Powell & Pressburger Season - 1950
David Niven, who was pretty much launched into international stardom on the back of A Matter of Life and Death, returns. Cyril Cusack plays the main baddie. Jack Hawkins playing against type as George 4th. And starlet of the moment Margaret Leighton as the love interest. So a somewhat stellar cast, plus Archers regulars, to play with. On the surface what could go wrong? But with this film their golden run of surefire classy movies, was to all but cease.
Powell wanted to make The Elusive Pimpernel as a musical. He was told he couldn't by the films financiers Sam Goldwyn and Alexander Korda. Powell was not remotely interested in making the script as a light hearted drama. Both he and Niven wanted to back out.
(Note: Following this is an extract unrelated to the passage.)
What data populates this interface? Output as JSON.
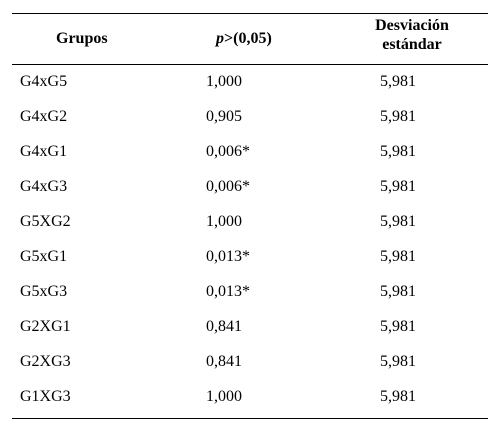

The threat of contract suspension meant both were compelled to make a film neither of them wanted involvement with.
The contentiousness continued after the films final cut was presented. Niven severed his contract with Goldwyn due to being forced to make the film. Goldwyn insisted on further changes and additions, the cost of which he refused to pay for. This left Korda footing the bill, who took Goldwyn to court over it. Because Goldwyn and Korda fell out the film didn't get a US distributor till three years later. UK box office revenue alone barely covered a third of its cost to make. It ended up being both a financial as well as creative catastrophe.
This sorry saga illustrates the entirely less accommodating nature of post war film making. The Archers really struggled to make even one film thereafter entirely to their own unique design. Powell being forced to make a film he had not a jot of interest or heart in, meant he produced a bonafide turkey. Not for the first time either. The Archers would cease their collaboration with I'll Met By Moonlight, another film Powell had no feeling for.
Pressburger made what he could from poor quality source material - Baroness Orcsy's cod romantic romp set during the French Revolution. Though the comedic tone of the film, though light, had never been P&P's strong point. Actors walk around delivering complex dialogue and exchanges without a scintilla of understanding of feeling or motive. It feels and looks amateurish, and it really didn't have to be. Contractual obligation, never a good motivation for anyone to produce their best work.